Tant va la cruche à l’eau… Tant va l’Etat à l’emprunt qu’à la fin le contribuable se lasse. En supposant qu’il puisse payer, ce qui devient incertain. Les premières manifestations protestataires ont eu lieu aux Etats-Unis. Où les citoyens aisés accusent Obama de dérive « socialiste ». Sur des motifs plutôt surprenants…

Combien de temps faut-il à une population pour prendre la juste mesure de l’acuité d’une situation ? Aussi longtemps qu’à un gouvernement, semble-t-il, si l’on en juge à la satisfaction des membres du G20 après qu’ils ont décidé de… ne rien décider d’autre que de distribuer de la morphine. Il est vrai que l’on ne peut faire boire un âne qui n’a pas soif, mais l’âne assoiffé ne peut se désaltérer si son auge est de l’autre côté d’un mur infranchissable. Tel est bien le cas des énormes citernes de dollars que les Etats ont promis de distribuer, sans toujours savoir à quelle source les capter : l’essentiel est destiné aux établissements financiers qui le réservent à leur propre usage.
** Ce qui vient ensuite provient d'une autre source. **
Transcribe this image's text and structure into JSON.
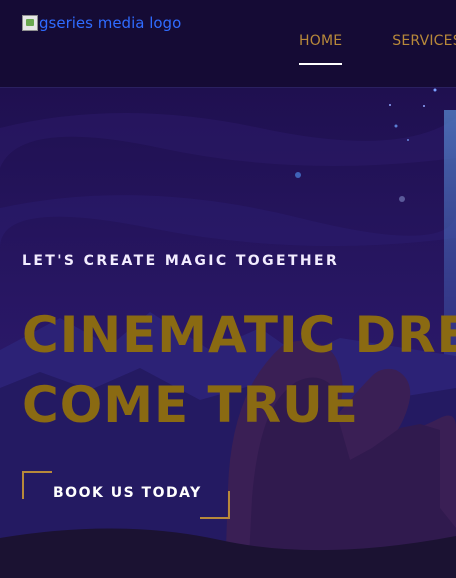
{
  "header": {
    "logo_alt": "gseries media logo",
    "nav": [
      {
        "label": "HOME",
        "active": true
      },
      {
        "label": "SERVICES",
        "active": false
      }
    ]
  },
  "hero": {
    "tagline": "LET'S CREATE MAGIC TOGETHER",
    "headline_line1": "CINEMATIC DREAMS",
    "headline_line2": "COME TRUE",
    "cta_label": "BOOK US TODAY"
  },
  "colors": {
    "header_bg": "#150b35",
    "accent_gold": "#b8893a",
    "headline_gold": "#8a6a12",
    "hero_bg": "#251460"
  }
}
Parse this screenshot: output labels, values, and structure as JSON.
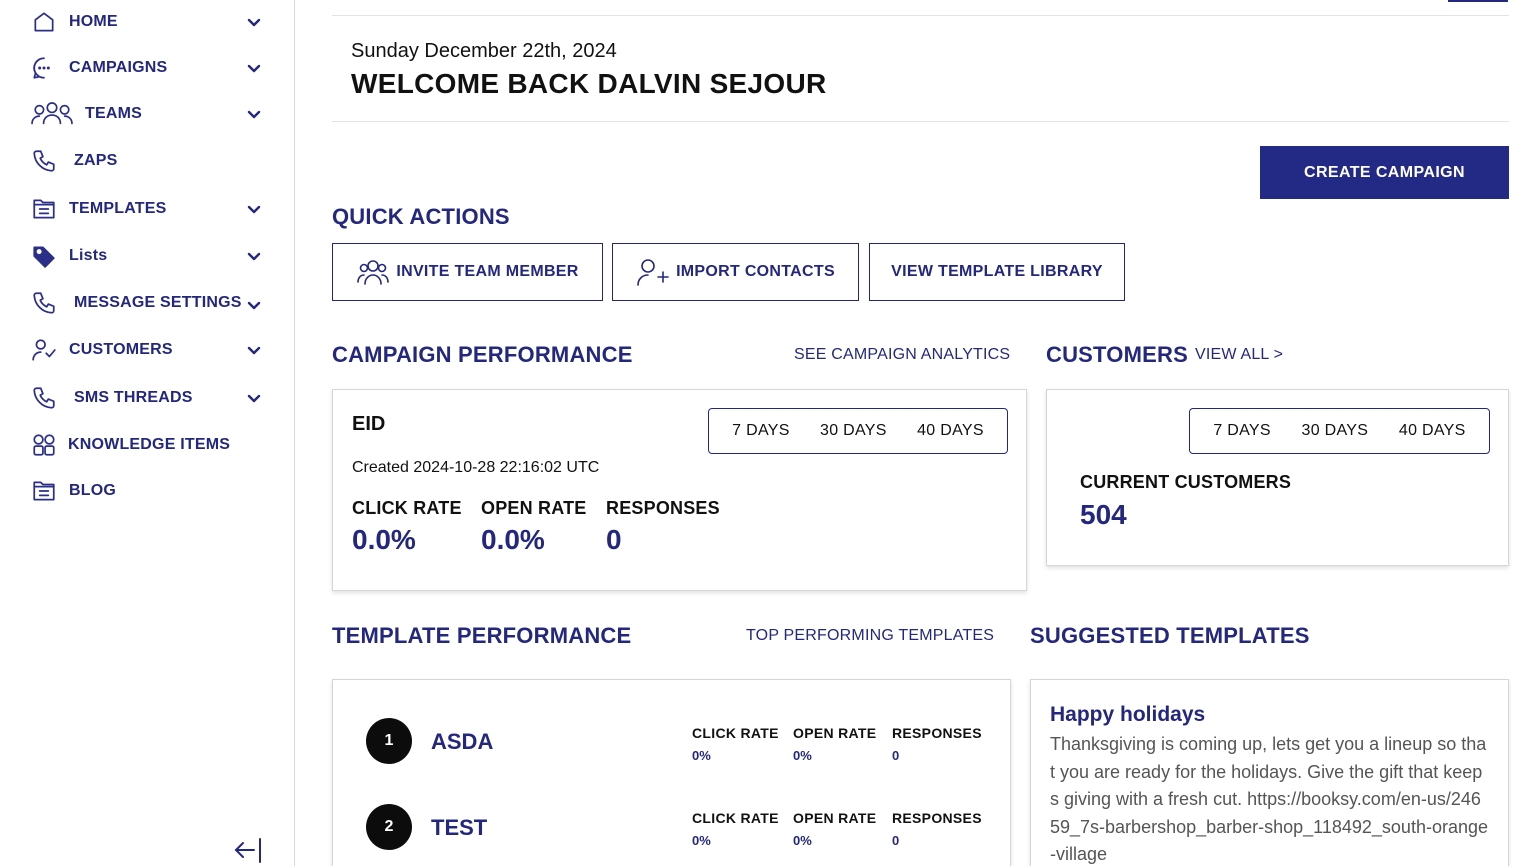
{
  "sidebar": {
    "items": [
      {
        "label": "HOME",
        "icon": "home-icon",
        "has_chevron": true
      },
      {
        "label": "CAMPAIGNS",
        "icon": "chat-bubble-icon",
        "has_chevron": true
      },
      {
        "label": "TEAMS",
        "icon": "team-icon",
        "has_chevron": true
      },
      {
        "label": "ZAPS",
        "icon": "phone-icon",
        "has_chevron": false
      },
      {
        "label": "TEMPLATES",
        "icon": "folder-icon",
        "has_chevron": true
      },
      {
        "label": "Lists",
        "icon": "tag-icon",
        "has_chevron": true
      },
      {
        "label": "MESSAGE SETTINGS",
        "icon": "phone-icon",
        "has_chevron": true
      },
      {
        "label": "CUSTOMERS",
        "icon": "user-check-icon",
        "has_chevron": true
      },
      {
        "label": "SMS THREADS",
        "icon": "phone-icon",
        "has_chevron": true
      },
      {
        "label": "KNOWLEDGE ITEMS",
        "icon": "grid-icon",
        "has_chevron": false
      },
      {
        "label": "BLOG",
        "icon": "folder-icon",
        "has_chevron": false
      }
    ],
    "collapse_icon": "collapse-arrow-icon"
  },
  "header": {
    "date": "Sunday December 22th, 2024",
    "welcome": "WELCOME BACK DALVIN SEJOUR"
  },
  "actions": {
    "create_campaign": "CREATE CAMPAIGN"
  },
  "quick_actions": {
    "title": "QUICK ACTIONS",
    "buttons": [
      {
        "label": "INVITE TEAM MEMBER",
        "icon": "team-icon"
      },
      {
        "label": "IMPORT CONTACTS",
        "icon": "user-plus-icon"
      },
      {
        "label": "VIEW TEMPLATE LIBRARY"
      }
    ]
  },
  "campaign_performance": {
    "title": "CAMPAIGN PERFORMANCE",
    "link": "SEE CAMPAIGN ANALYTICS",
    "ranges": [
      "7 DAYS",
      "30 DAYS",
      "40 DAYS"
    ],
    "campaign": {
      "name": "EID",
      "created": "Created 2024-10-28 22:16:02 UTC",
      "metrics": [
        {
          "label": "CLICK RATE",
          "value": "0.0%"
        },
        {
          "label": "OPEN RATE",
          "value": "0.0%"
        },
        {
          "label": "RESPONSES",
          "value": "0"
        }
      ]
    }
  },
  "customers": {
    "title": "CUSTOMERS",
    "link": "VIEW ALL >",
    "ranges": [
      "7 DAYS",
      "30 DAYS",
      "40 DAYS"
    ],
    "current_label": "CURRENT CUSTOMERS",
    "current_value": "504"
  },
  "template_performance": {
    "title": "TEMPLATE PERFORMANCE",
    "link": "TOP PERFORMING TEMPLATES",
    "rows": [
      {
        "rank": "1",
        "name": "ASDA",
        "metrics": [
          {
            "label": "CLICK RATE",
            "value": "0%"
          },
          {
            "label": "OPEN RATE",
            "value": "0%"
          },
          {
            "label": "RESPONSES",
            "value": "0"
          }
        ]
      },
      {
        "rank": "2",
        "name": "TEST",
        "metrics": [
          {
            "label": "CLICK RATE",
            "value": "0%"
          },
          {
            "label": "OPEN RATE",
            "value": "0%"
          },
          {
            "label": "RESPONSES",
            "value": "0"
          }
        ]
      }
    ]
  },
  "suggested_templates": {
    "title": "SUGGESTED TEMPLATES",
    "items": [
      {
        "title": "Happy holidays",
        "body": "Thanksgiving is coming up, lets get you a lineup so that you are ready for the holidays. Give the gift that keeps giving with a fresh cut. https://booksy.com/en-us/24659_7s-barbershop_barber-shop_118492_south-orange-village"
      }
    ]
  },
  "colors": {
    "brand": "#23287e",
    "button": "#232a86"
  }
}
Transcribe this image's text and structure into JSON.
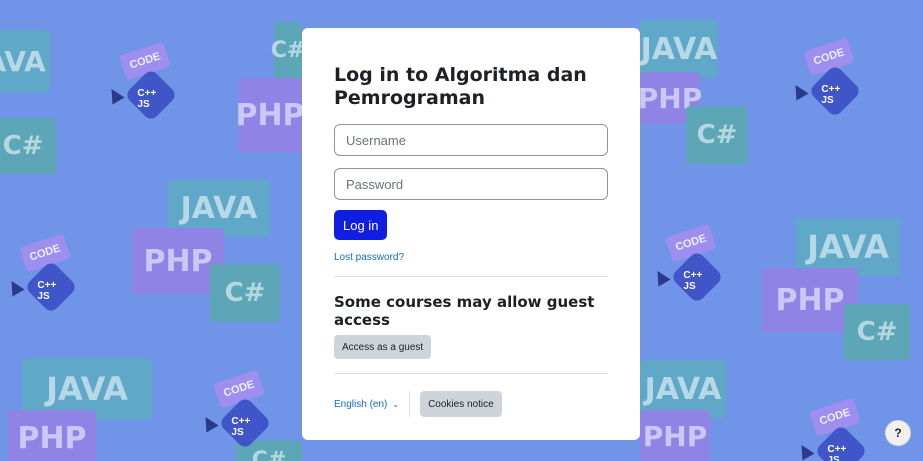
{
  "card": {
    "title": "Log in to Algoritma dan Pemrograman",
    "username_placeholder": "Username",
    "password_placeholder": "Password",
    "login_label": "Log in",
    "lost_password": "Lost password?",
    "guest_heading": "Some courses may allow guest access",
    "guest_button": "Access as a guest",
    "language": "English (en)",
    "cookies_button": "Cookies notice"
  },
  "help": {
    "label": "?"
  },
  "background": {
    "labels": {
      "java": "JAVA",
      "php": "PHP",
      "csharp": "C#",
      "code": "CODE",
      "cpp_js": "C++ JS"
    }
  },
  "colors": {
    "background": "#6f94e8",
    "login_button": "#0f1ee0",
    "link": "#0f6cbf"
  },
  "icons": {
    "language_chevron": "chevron-down-icon",
    "help": "question-icon"
  }
}
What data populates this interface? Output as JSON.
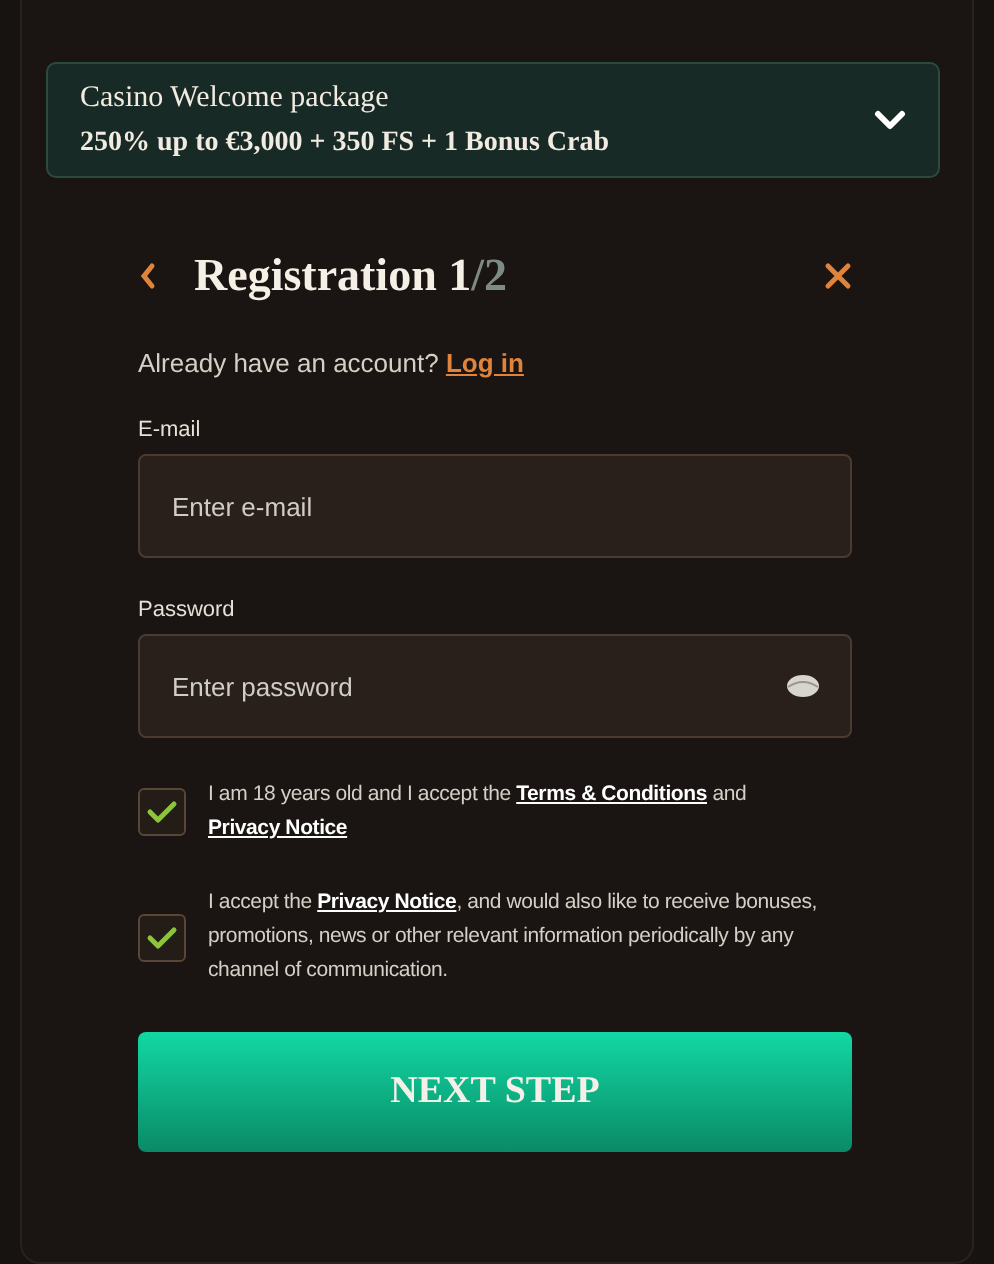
{
  "banner": {
    "title": "Casino Welcome package",
    "offer": "250% up to €3,000 + 350 FS + 1 Bonus Crab",
    "expanded": false
  },
  "header": {
    "title": "Registration 1",
    "title_rest": "/2"
  },
  "login_prompt": {
    "text": "Already have an account?",
    "link": "Log in"
  },
  "fields": [
    {
      "label": "E-mail",
      "placeholder": "Enter e-mail",
      "kind": "email"
    },
    {
      "label": "Password",
      "placeholder": "Enter password",
      "kind": "password"
    }
  ],
  "consents": [
    {
      "checked": true,
      "parts": [
        {
          "kind": "text",
          "text": "I am 18 years old and I accept the "
        },
        {
          "kind": "link",
          "text": "Terms & Conditions"
        },
        {
          "kind": "text",
          "text": " and "
        },
        {
          "kind": "link",
          "text": "Privacy Notice"
        }
      ]
    },
    {
      "checked": true,
      "parts": [
        {
          "kind": "text",
          "text": "I accept the "
        },
        {
          "kind": "link",
          "text": "Privacy Notice"
        },
        {
          "kind": "text",
          "text": ", and would also like to receive bonuses, promotions, news or other relevant information periodically by any channel of communication."
        }
      ]
    }
  ],
  "submit": "NEXT STEP"
}
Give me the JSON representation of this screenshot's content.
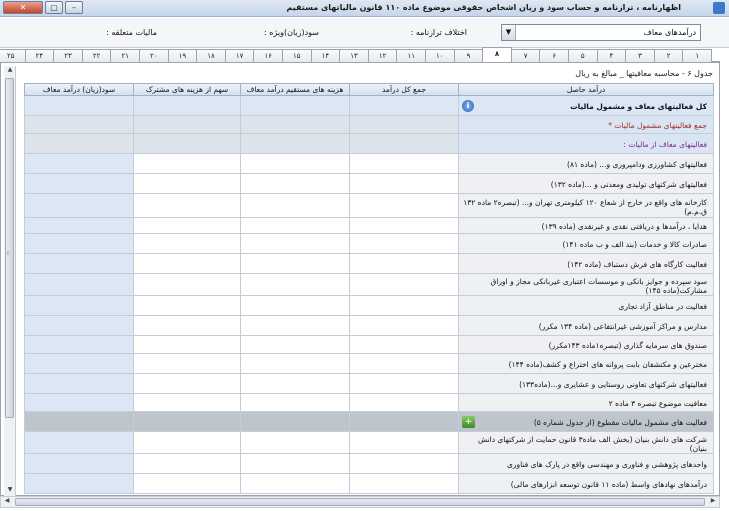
{
  "window": {
    "title": "اظهارنامه ، ترازنامه و حساب سود و زیان اشخاص حقوقی موضوع ماده ۱۱۰ قانون مالیاتهای مستقیم",
    "close_label": "✕",
    "max_label": "▢",
    "min_label": "–"
  },
  "top": {
    "combo_value": "درآمدهای معاف",
    "combo_arrow": "▼",
    "field_1": "اختلاف ترازنامه :",
    "field_2": "سود(زیان)ویژه :",
    "field_3": "مالیات متعلقه :"
  },
  "tabs": [
    "۱",
    "۲",
    "۳",
    "۴",
    "۵",
    "۶",
    "۷",
    "۸",
    "۹",
    "۱۰",
    "۱۱",
    "۱۲",
    "۱۳",
    "۱۴",
    "۱۵",
    "۱۶",
    "۱۷",
    "۱۸",
    "۱۹",
    "۲۰",
    "۲۱",
    "۲۲",
    "۲۳",
    "۲۴",
    "۲۵"
  ],
  "active_tab": "۸",
  "caption": "جدول ۶ - محاسبه معافیتها _ مبالغ به ریال",
  "columns": {
    "c0": "درآمد حاصل",
    "c1": "جمع کل درآمد",
    "c2": "هزینه های مستقیم درآمد معاف",
    "c3": "سهم از هزینه های مشترک",
    "c4": "سود(زیان) درآمد معاف"
  },
  "rows": [
    {
      "label": "کل فعالیتهای معاف و مشمول مالیات",
      "style": "total",
      "icon": "info"
    },
    {
      "label": "جمع فعالیتهای مشمول مالیات *",
      "style": "red"
    },
    {
      "label": "فعالیتهای معاف از مالیات :",
      "style": "purple"
    },
    {
      "label": "فعالیتهای کشاورزی ودامپروری و... (ماده ۸۱)"
    },
    {
      "label": "فعالیتهای شرکتهای تولیدی ومعدنی و ...(ماده ۱۳۲)"
    },
    {
      "label": "کارخانه های واقع در خارج از شعاع ۱۲۰ کیلومتری تهران و... (تبصره۲ ماده ۱۳۲ ق.م.م)"
    },
    {
      "label": "هدایا ، درآمدها و دریافتی نقدی و غیرنقدی (ماده ۱۳۹)"
    },
    {
      "label": "صادرات کالا و خدمات (بند الف و ب ماده ۱۴۱)"
    },
    {
      "label": "فعالیت کارگاه های فرش دستباف (ماده ۱۴۲)"
    },
    {
      "label": "سود سپرده و جوایز بانکی و موسسات اعتباری غیربانکی مجاز و اوراق مشارکت(ماده ۱۴۵)"
    },
    {
      "label": "فعالیت در مناطق آزاد تجاری"
    },
    {
      "label": "مدارس و مراکز آموزشی غیرانتفاعی (ماده ۱۳۴ مکرر)"
    },
    {
      "label": "صندوق های سرمایه گذاری (تبصره۱ماده ۱۴۳مکرر)"
    },
    {
      "label": "مخترعین و مکتشفان بابت پروانه های اختراع و کشف(ماده ۱۴۴)"
    },
    {
      "label": "فعالیتهای شرکتهای تعاونی روستایی و عشایری و...(ماده۱۳۳)"
    },
    {
      "label": "معافیت موضوع تبصره ۳ ماده ۲"
    },
    {
      "label": "فعالیت های مشمول مالیات مقطوع (از جدول شماره ۵)",
      "style": "grey",
      "icon": "add"
    },
    {
      "label": "شرکت های دانش بنیان (بخش الف ماده۳ قانون حمایت از شرکتهای دانش بنیان)"
    },
    {
      "label": "واحدهای پژوهشی و فناوری و مهندسی واقع در پارک های فناوری"
    },
    {
      "label": "درآمدهای نهادهای واسط (ماده ۱۱ قانون توسعه ابزارهای مالی)"
    }
  ]
}
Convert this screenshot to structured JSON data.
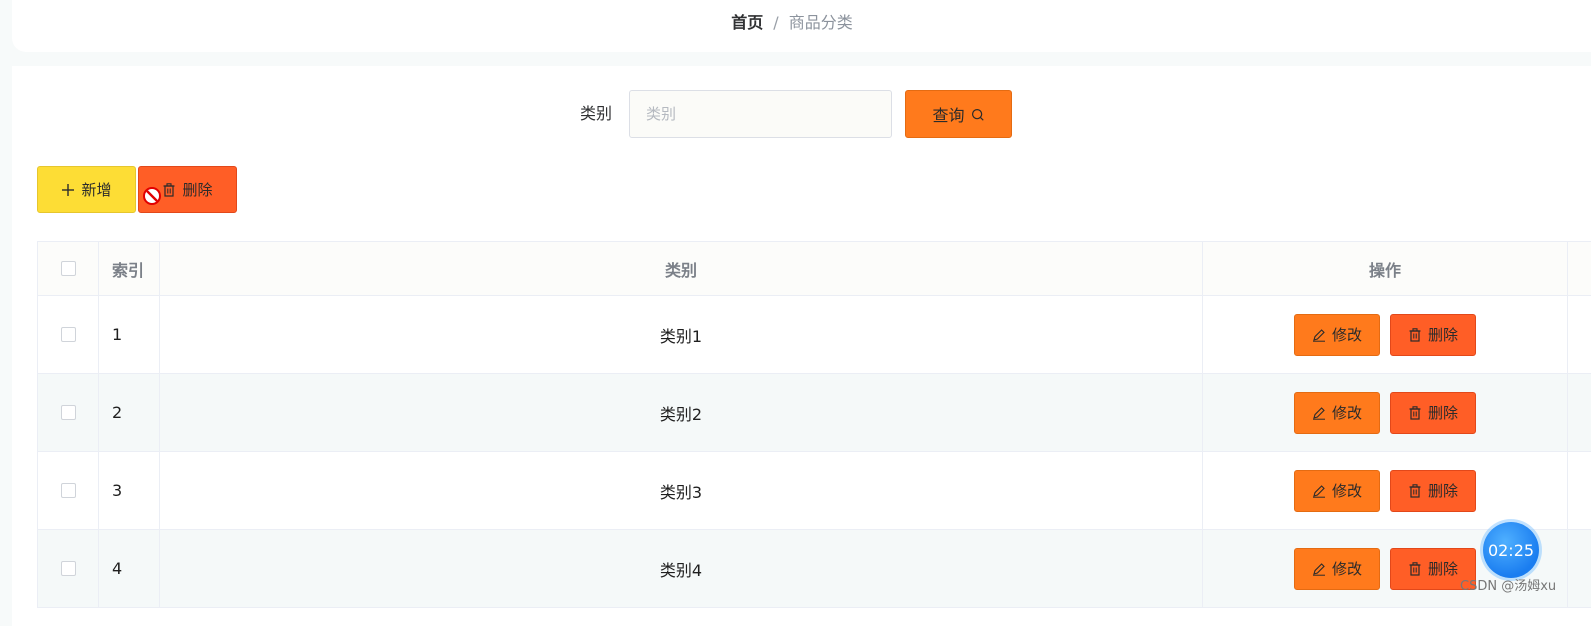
{
  "breadcrumb": {
    "home": "首页",
    "separator": "/",
    "current": "商品分类"
  },
  "search": {
    "label": "类别",
    "placeholder": "类别",
    "value": "",
    "button_label": "查询",
    "button_icon": "search-icon"
  },
  "toolbar": {
    "add_label": "新增",
    "add_icon": "plus-icon",
    "delete_label": "删除",
    "delete_icon": "trash-icon",
    "delete_disabled": true
  },
  "table": {
    "columns": [
      "索引",
      "类别",
      "操作"
    ],
    "rows": [
      {
        "index": "1",
        "category": "类别1",
        "edit_label": "修改",
        "delete_label": "删除"
      },
      {
        "index": "2",
        "category": "类别2",
        "edit_label": "修改",
        "delete_label": "删除"
      },
      {
        "index": "3",
        "category": "类别3",
        "edit_label": "修改",
        "delete_label": "删除"
      },
      {
        "index": "4",
        "category": "类别4",
        "edit_label": "修改",
        "delete_label": "删除"
      }
    ]
  },
  "timer": {
    "time": "02:25"
  },
  "watermark": "CSDN @汤姆xu",
  "colors": {
    "primary": "#ff7a1c",
    "danger": "#ff5e26",
    "warning": "#fddd35"
  }
}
Dans l’espoir de retrouver de meilleurs couleurs que leurs (peu) honorables confrères et concurrents, dans une traversée du désert qui laissera des cadavres dans leurs rangs : la saison sèche des faillites bancaires est loin d’être achevée. En attendant, les comptes publics enregistrent des déficits gargantuesques, que l’argent en cause soit emprunté sur le marché ou directement fabriqué par la Banque centrale, comme aux Etats-Unis. Et dans notre système de valeurs, les emprunts doivent être remboursés. La dette d’Etat est ainsi à la charge des contribuables futurs, qui l’amortissent avec le paiement d’impôts appropriés.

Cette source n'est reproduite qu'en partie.